Let me quote Hubert Lacroix, president and CEO of CBC, who, in the corporate plan summary from 2016-17 to 2020-21, stated:
The evolution of our regional services also reflects the changing pattern of audience consumption, with mobile and digital services telling stories in new ways and engaging with our audiences. By leveraging web and digital platforms, and adjusting the length of TV supper-hour news shows, we were able to find resources to provide audiences with news updates at different times throughout the day, segments from local morning radio shows simultaneously broadcast on TV, and more news coverage on regional sites and social media. As important as web and digital platforms have become, TV continues to be the place where the majority of Canadians watch content, especially in the evening. In Strategy 2020, we promised that we would not leave TV and radio behind as we transform ourselves into a modern, more relevant public broadcaster.
Lacroix goes on to say CBC/Radio-Canada currently has local programming from its 21 television stations; 88 radio stations; one digital station; two main television networks, one in English, one in French; five specialty TV channels; and four Canada-wide radio networks, two in each official language.
Advertising is CBC/Radio-Canada’s second largest source of revenue. In the fiscal year 2015-16, it generated over $250 million. It was only 16% of total revenue and sources of funds. CBC is witnessing some profound shifts in the advertising market that are negatively affecting the outlook of traditional media companies like CBC/Radio-Canada. CBC, though, is not unlike the private broadcasters, which are all experiencing a downturn in advertising revenues. This is an industry-wide problem. We have heard that for the last year in our Canadian heritage committee.

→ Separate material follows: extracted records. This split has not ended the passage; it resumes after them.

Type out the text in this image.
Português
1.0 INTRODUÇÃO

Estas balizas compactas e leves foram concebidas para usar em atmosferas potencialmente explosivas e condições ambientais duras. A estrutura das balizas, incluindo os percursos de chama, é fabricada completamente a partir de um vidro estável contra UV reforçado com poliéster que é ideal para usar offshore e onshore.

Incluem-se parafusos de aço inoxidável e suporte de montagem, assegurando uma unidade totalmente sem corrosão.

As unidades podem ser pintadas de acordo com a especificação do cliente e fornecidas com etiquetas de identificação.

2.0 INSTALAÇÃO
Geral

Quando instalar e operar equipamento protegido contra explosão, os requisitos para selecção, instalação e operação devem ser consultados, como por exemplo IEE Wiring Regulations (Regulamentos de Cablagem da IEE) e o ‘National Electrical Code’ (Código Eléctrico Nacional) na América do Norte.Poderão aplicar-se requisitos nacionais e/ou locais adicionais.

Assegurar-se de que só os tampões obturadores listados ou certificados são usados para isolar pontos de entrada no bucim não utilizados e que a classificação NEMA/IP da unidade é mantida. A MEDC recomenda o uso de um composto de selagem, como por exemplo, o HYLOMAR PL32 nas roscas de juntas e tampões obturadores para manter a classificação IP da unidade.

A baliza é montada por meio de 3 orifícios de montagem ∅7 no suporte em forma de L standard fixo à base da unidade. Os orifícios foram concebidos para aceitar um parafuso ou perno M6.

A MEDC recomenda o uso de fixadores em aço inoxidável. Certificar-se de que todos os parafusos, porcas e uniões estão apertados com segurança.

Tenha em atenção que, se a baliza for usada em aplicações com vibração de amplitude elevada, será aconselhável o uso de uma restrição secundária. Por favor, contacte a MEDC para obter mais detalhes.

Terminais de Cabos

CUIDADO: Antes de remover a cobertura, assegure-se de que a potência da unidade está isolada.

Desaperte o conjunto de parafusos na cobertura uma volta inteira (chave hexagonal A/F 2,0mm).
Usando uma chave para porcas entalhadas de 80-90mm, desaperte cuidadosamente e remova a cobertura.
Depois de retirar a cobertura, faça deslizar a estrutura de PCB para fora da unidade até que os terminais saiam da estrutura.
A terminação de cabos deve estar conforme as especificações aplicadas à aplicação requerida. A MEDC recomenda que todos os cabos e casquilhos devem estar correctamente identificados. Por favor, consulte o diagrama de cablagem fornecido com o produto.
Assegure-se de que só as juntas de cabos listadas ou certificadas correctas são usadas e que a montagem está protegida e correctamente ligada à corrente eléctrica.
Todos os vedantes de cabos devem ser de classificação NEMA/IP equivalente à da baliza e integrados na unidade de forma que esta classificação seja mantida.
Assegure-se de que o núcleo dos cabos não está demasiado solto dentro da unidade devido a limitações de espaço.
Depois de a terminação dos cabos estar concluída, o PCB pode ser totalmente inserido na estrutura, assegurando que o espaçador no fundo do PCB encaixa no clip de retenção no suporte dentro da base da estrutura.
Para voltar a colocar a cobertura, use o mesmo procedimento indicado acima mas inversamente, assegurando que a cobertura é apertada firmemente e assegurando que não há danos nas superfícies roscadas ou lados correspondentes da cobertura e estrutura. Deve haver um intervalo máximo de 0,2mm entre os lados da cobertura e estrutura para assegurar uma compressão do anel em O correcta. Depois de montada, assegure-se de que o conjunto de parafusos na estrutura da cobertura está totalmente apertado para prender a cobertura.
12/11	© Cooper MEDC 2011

TV is still the king of media. Time spent with it surpasses time spent with any other media. However, some viewers are now watching TV on the Internet, which is becoming particularly evident in the English market. Over time, the CBC expects, and I think we all do, that the Internet and online TV will continue to grow. According to Lacroix, as well as being Canada’s largest cultural institution CBC/Radio-Canada is one of the most influential brands in Canada across all industries. Believe it or not, it is the highest-ranked media. Recent tracking shows 57% of Canadians consider one or more of CBC/Radio-Canada’s services to be personally important to them, and 73% of Canadians strongly agree there is a clear need and a role for CBC/Radio-Canada in the future.
The media landscape is changing and we all know that what the future holds for any public or even private broadcaster is uncertain. I will say this. We know Canada is a big country; it needs to be serviced with unique Canadian programming. Canadians have enriching stories, and they need to be told so the future generations have a better understanding of how greatly this country has evolved. All of these important points should be taken into consideration when we are looking at Bill C-308.